If you use Fiji, add the Morphology update site (the plugin is called Binary_Reconstruction under Plugins>Morphology after installation). If you use ImageJ you can download it the Morphology collection (a zip file that you need to expand in the plugins folder) from here:


Good day Parinaz,

your sample image is dramatically over-exposed in the green and red channel.
Is this intended or caused by lack of control during image acquisition or did you do some image pre-processing?

In any case I shall have a look at the data.



Why don’t you post the original “.lif”-files as a ZIP-archive?



here is an ImageJ-macro that should do what you want:

// imagej-macro "chromosomes" (Herbie G., 07. Nov 2018)
requires( "1.52h" );
run("Set Measurements...", "centroid redirect=None decimal=1");
setForegroundColor(0, 0, 0);
run("Duplicate...", "title=temp");
run("Split Channels");
selectImage("temp (red)");
imageCalculator("AND", "temp (red)", "temp (green)");
run("Analyze Particles...", "add");
roiManager("multi-measure measure_all");
close("temp (red)");
close("ROI Manager");
for ( i=0; i<x.length; i++ ) { 
   doWand(floor(x[i]), floor(y[i]));
   getSelectionBounds(xx, yy, w, h);
   if (h!=getHeight()) run("Fill", "slice");
run("Select None");
function makeBinary() {
   setOption("BlackBackground", true);
   setAutoThreshold("Intermodes dark");
   run("Convert to Mask");
// imagej-macro "chromosomes" (Herbie G., 07. Nov 2018)

Paste the above macro code to an empty macro window (Plugins >> New >> Macro) and run it with your RGB-image open in ImageJ.

Here is what i get:

Please note that the resulting images are always binary!

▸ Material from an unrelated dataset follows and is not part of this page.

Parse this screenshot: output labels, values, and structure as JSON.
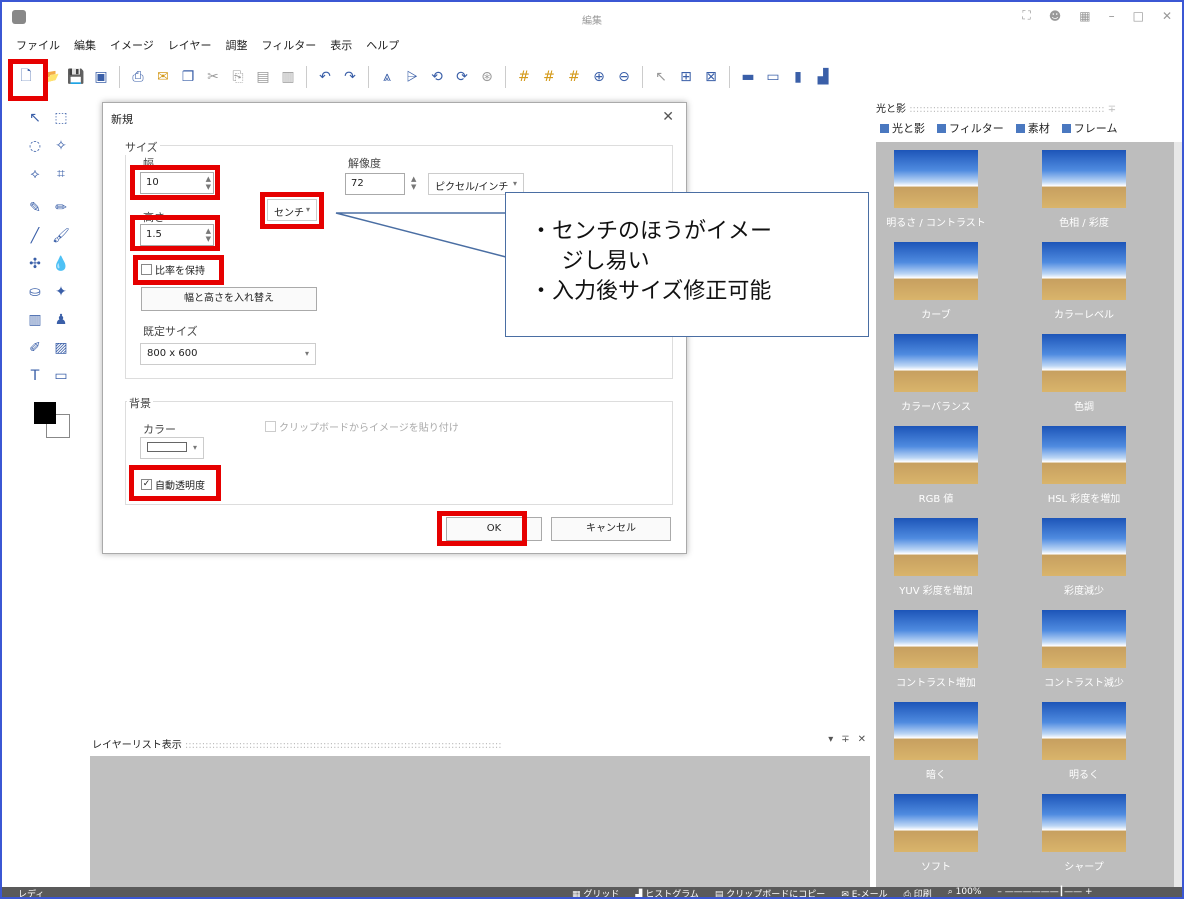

I highly recommend using the free Cell Profiler software (part of this message board). It has an intuitive built in function for turning your spots into objects. You can then relate your red and green objects and filter out the ones than have any overlap. If it’s necessary to analyze your original image minus the overlap, you could use the overlapped objects to create a mask. The software has an intuitive layout and is flexible for other applications, so learning how to use it is well worth the time. Steve


Dear @Herbie

Thank you sooooooo much for the macro code. It worked. :slight_smile: :ok_hand: :rose: :rose: :rose:



Thank you Gabriel. The code that Herbie sent worked, but I will try this plugin too. :rose:



Hi @Steve1

Thanks for your complete response. :rose:



If you decide to try Cell Profiler let me know and I can try to help out. I’m pretty new to the software but have been very impressed so far and appreciate it’s flexibility and potential.